BVDW | | von Annette Mattgey

Misstrauisch oder wissbegierig? Deutsche surfen häufig parallel zu Dokus

Mit einem Auge die Lieblingsserie im Blick, mit dem anderen Mails: So verhält sich jeder zweite Fernsehzuschauer, zumindest manchmal. Das belegt die aktuelle Studie Mediascope 2012, die der Bundesverband Digitale Wirtschaft (BVDW) in Kooperation mit dem IAB Europe durchgeführt hat. Damit hat sich die Zahl der Nebenbei-Surfer rasant entwickelt: 2010 bewegte sich gerade mal ein Fünftel der Deutschen (20 Prozent) parallel zum Fernsehen im Internet. „Die hohe parallele Nutzungsintensität von TV- und Online belegt einen entscheidenden Wandel im Medienumgang. Vor allem das Bedürfnis nach Unterhaltung und Information bildet bei der Multiscreen-Nutzung in Deutschland den Schwerpunkt. Daher sollten Unternehmen bei der Planung Ihrer Kommunikationsstrategie die Potenziale von Multiscreen mit berücksichtigen“, erklärt Marco Zingler (Bild), Geschäftsführer der Agentur Denkwerk und Vorsitzender der Fachgruppe Agenturen im BVDW.

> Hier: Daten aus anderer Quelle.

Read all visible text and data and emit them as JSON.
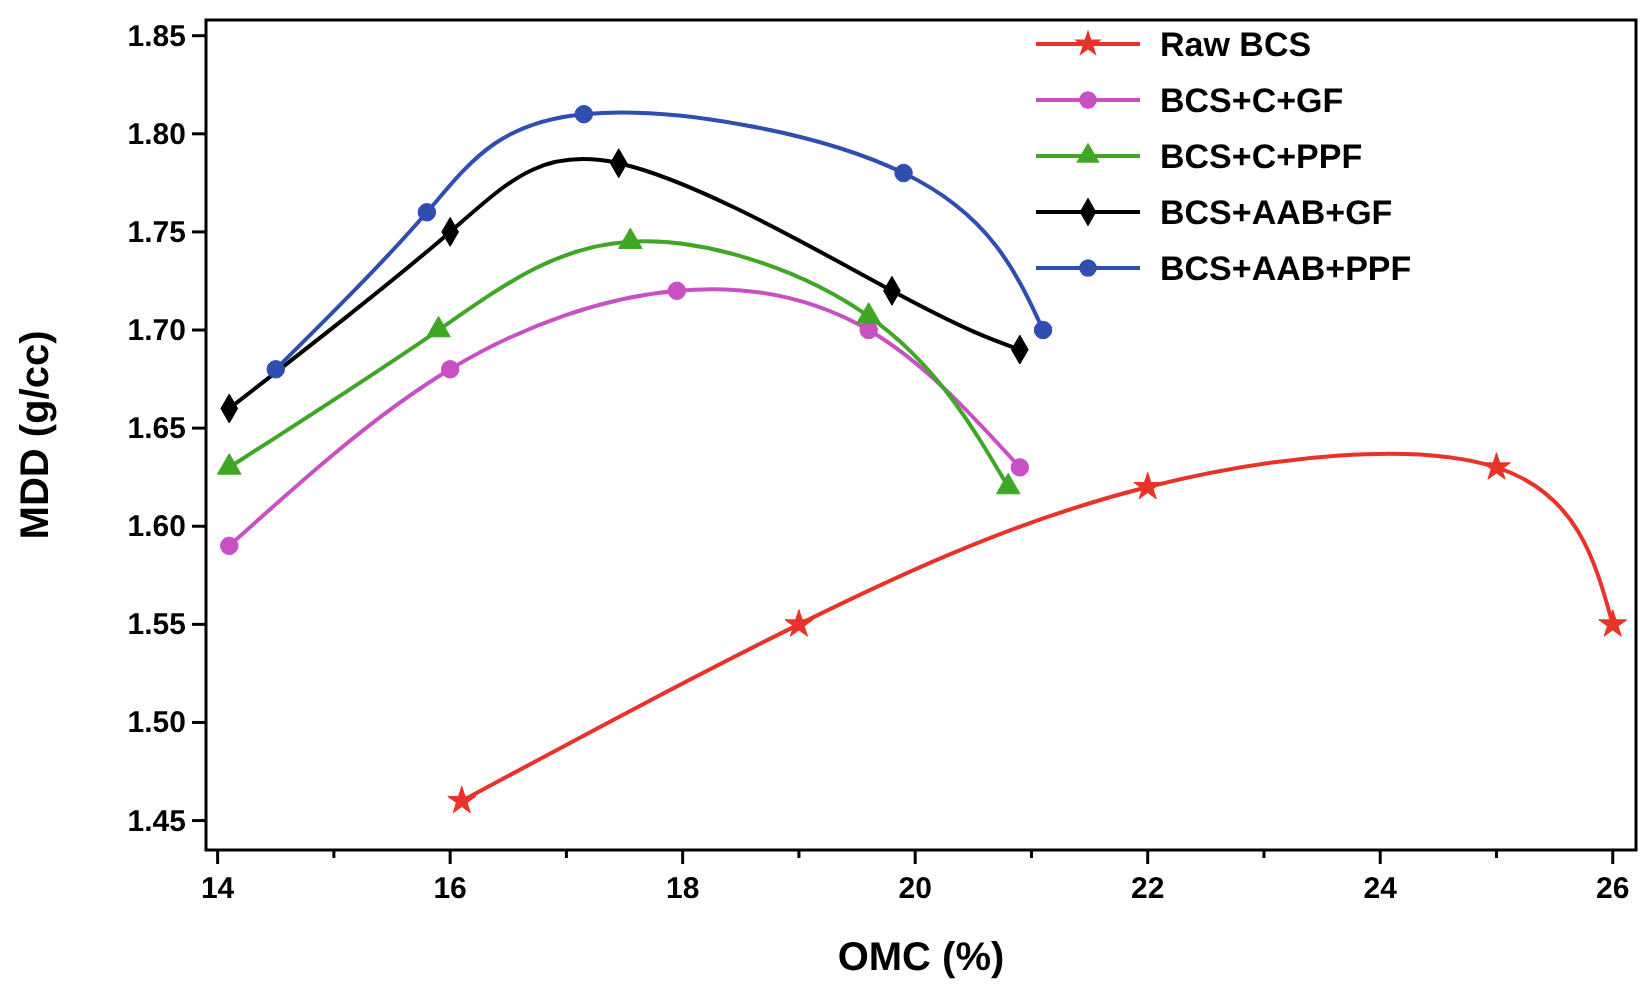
{
  "chart_data": {
    "type": "line",
    "xlabel": "OMC (%)",
    "ylabel": "MDD (g/cc)",
    "xlim": [
      13.9,
      26.2
    ],
    "xticks": [
      14,
      {
        "value": 15,
        "label": null
      },
      16,
      {
        "value": 17,
        "label": null
      },
      18,
      {
        "value": 19,
        "label": null
      },
      20,
      {
        "value": 21,
        "label": null
      },
      22,
      {
        "value": 23,
        "label": null
      },
      24,
      {
        "value": 25,
        "label": null
      },
      26
    ],
    "ylim": [
      1.435,
      1.858
    ],
    "yticks": [
      1.45,
      {
        "value": 1.5,
        "label": "1.50"
      },
      1.55,
      {
        "value": 1.6,
        "label": "1.60"
      },
      1.65,
      {
        "value": 1.7,
        "label": "1.70"
      },
      1.75,
      {
        "value": 1.8,
        "label": "1.80"
      },
      1.85
    ],
    "legend": "top right",
    "grid": false,
    "line_style": "solid",
    "series": [
      {
        "name": "Raw BCS",
        "color": "#e8332a",
        "marker": "star",
        "x": [
          16.1,
          19,
          22,
          25,
          26
        ],
        "values": [
          1.46,
          1.55,
          1.62,
          1.63,
          1.55
        ]
      },
      {
        "name": "BCS+C+GF",
        "color": "#c94fc4",
        "marker": "circle",
        "x": [
          14.1,
          16,
          17.95,
          19.6,
          20.9
        ],
        "values": [
          1.59,
          1.68,
          1.72,
          1.7,
          1.63
        ]
      },
      {
        "name": "BCS+C+PPF",
        "color": "#3fa626",
        "marker": "triangle",
        "x": [
          14.1,
          15.9,
          17.55,
          19.6,
          20.8
        ],
        "values": [
          1.63,
          1.7,
          1.745,
          1.707,
          1.62
        ]
      },
      {
        "name": "BCS+AAB+GF",
        "color": "#000000",
        "marker": "diamond",
        "x": [
          14.1,
          16,
          17.45,
          19.8,
          20.9
        ],
        "values": [
          1.66,
          1.75,
          1.785,
          1.72,
          1.69
        ]
      },
      {
        "name": "BCS+AAB+PPF",
        "color": "#2e4fb0",
        "marker": "circle",
        "x": [
          14.5,
          15.8,
          17.15,
          19.9,
          21.1
        ],
        "values": [
          1.68,
          1.76,
          1.81,
          1.78,
          1.7
        ]
      }
    ]
  }
}
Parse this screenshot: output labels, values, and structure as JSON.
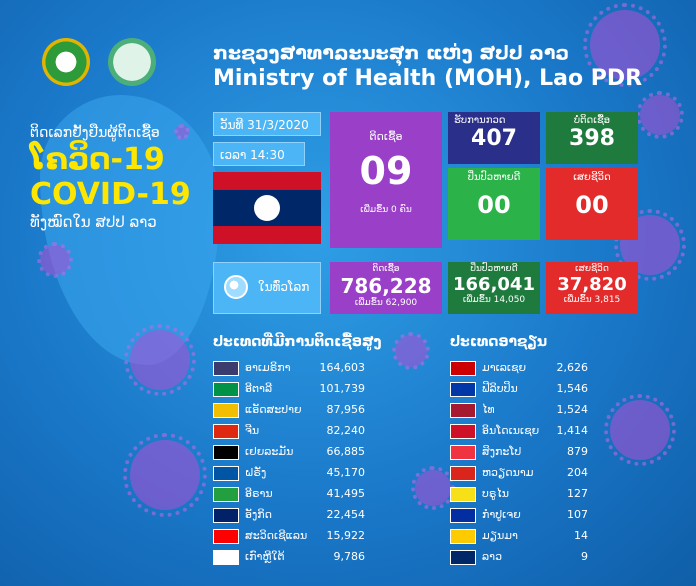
{
  "header": {
    "title_lao": "ກະຊວງສາທາລະນະສຸກ ແຫ່ງ ສປປ ລາວ",
    "title_en": "Ministry of Health (MOH), Lao PDR"
  },
  "side": {
    "subtitle": "ຕິດເລກຢັ້ງຢືນຜູ້ຕິດເຊື້ອ",
    "title_lao": "ໂຄວິດ-19",
    "title_en": "COVID-19",
    "footer": "ທັງໝົດໃນ ສປປ ລາວ"
  },
  "date": {
    "date_label": "ວັນທີ 31/3/2020",
    "time_label": "ເວລາ 14:30"
  },
  "lao": {
    "infected": {
      "label": "ຕິດເຊື້ອ",
      "value": "09",
      "note": "ເພີ່ມຂຶ້ນ 0 ຄົນ"
    },
    "tested": {
      "label": "ຮັບການກວດ",
      "value": "407"
    },
    "negative": {
      "label": "ບໍ່ຕິດເຊື້ອ",
      "value": "398"
    },
    "recovered": {
      "label": "ປິ່ນປົວຫາຍດີ",
      "value": "00"
    },
    "deaths": {
      "label": "ເສຍຊີວິດ",
      "value": "00"
    }
  },
  "world": {
    "label": "ໃນທົ່ວໂລກ",
    "infected": {
      "label": "ຕິດເຊື້ອ",
      "value": "786,228",
      "note": "ເພີ່ມຂຶ້ນ 62,900"
    },
    "recovered": {
      "label": "ປິ່ນປົວຫາຍດີ",
      "value": "166,041",
      "note": "ເພີ່ມຂຶ້ນ 14,050"
    },
    "deaths": {
      "label": "ເສຍຊີວິດ",
      "value": "37,820",
      "note": "ເພີ່ມຂຶ້ນ 3,815"
    }
  },
  "top_countries": {
    "title": "ປະເທດທີ່ມີການຕິດເຊື້ອສູງ",
    "rows": [
      {
        "name": "ອາເມຣິກາ",
        "value": "164,603"
      },
      {
        "name": "ອີຕາລີ",
        "value": "101,739"
      },
      {
        "name": "ແອັດສະປາຍ",
        "value": "87,956"
      },
      {
        "name": "ຈີນ",
        "value": "82,240"
      },
      {
        "name": "ເຢຍລະມັນ",
        "value": "66,885"
      },
      {
        "name": "ຝຣັ່ງ",
        "value": "45,170"
      },
      {
        "name": "ອີຣານ",
        "value": "41,495"
      },
      {
        "name": "ອັງກິດ",
        "value": "22,454"
      },
      {
        "name": "ສະວິດເຊີແລນ",
        "value": "15,922"
      },
      {
        "name": "ເກົາຫຼີໃຕ້",
        "value": "9,786"
      }
    ]
  },
  "asean": {
    "title": "ປະເທດອາຊຽນ",
    "rows": [
      {
        "name": "ມາເລເຊຍ",
        "value": "2,626"
      },
      {
        "name": "ຟີລິບປິນ",
        "value": "1,546"
      },
      {
        "name": "ໄທ",
        "value": "1,524"
      },
      {
        "name": "ອິນໂດເນເຊຍ",
        "value": "1,414"
      },
      {
        "name": "ສິງກະໂປ",
        "value": "879"
      },
      {
        "name": "ຫວຽດນາມ",
        "value": "204"
      },
      {
        "name": "ບຣູໄນ",
        "value": "127"
      },
      {
        "name": "ກຳປູເຈຍ",
        "value": "107"
      },
      {
        "name": "ມຽນມາ",
        "value": "14"
      },
      {
        "name": "ລາວ",
        "value": "9"
      }
    ]
  },
  "flags": {
    "top": [
      "#3c3b6e",
      "#009246",
      "#f1bf00",
      "#de2910",
      "#000000",
      "#0055a4",
      "#239f40",
      "#012169",
      "#ff0000",
      "#ffffff"
    ],
    "asean": [
      "#cc0001",
      "#0038a8",
      "#a51931",
      "#ce1126",
      "#ef3340",
      "#da251d",
      "#f7e017",
      "#032ea1",
      "#fecb00",
      "#002868"
    ]
  }
}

Allerdings beschäftigt sich nur ein Viertel auch auf dem Second Screen mit dem Inhalt des TV-Programms. 26 Prozent unter den Parallelnutzern geben an, dass die Online-Aktivität mit hoher Wahrscheinlichkeit einen Bezug zu dem TV-Programm hat, das er oder sie gerade verfolgt. Der europäische Durchschnitt liegt in diesem Bereich mit 33 Prozent jedoch höher. Typischerweise wird übrigens abends nebenbei gesurft. Das tritt auf 77 Prozent der befragten TV-Nutzer in Deutschland zu.

Zeitliohe Verteilung im Tagesablauf:

 

Hohe Surf-Rate während Doku-Formaten

Deutsche Nutzer suchen besonders bei Entertainment-Sendungen (67 Prozent), Nachrichten (57 Prozent) und Dokumentationen (51 Prozent) parallel im Web nach verwandten Inhalten. Das Dokumentationsgenre spornt besonders die Deutschen zum gleichzeitigen Surfen an: Im EU-Vergleich ist nur jeder Dritte (35 Prozent) bei solchen Sendungen im Internet unterwegs.

 

Frage: "AND WHICH TYPES OF TV PROGRAMMES OR CONTENT DO YOU TEND TO BE WATCHING WHILST DOING SOMETHING RELATED ONLINE?"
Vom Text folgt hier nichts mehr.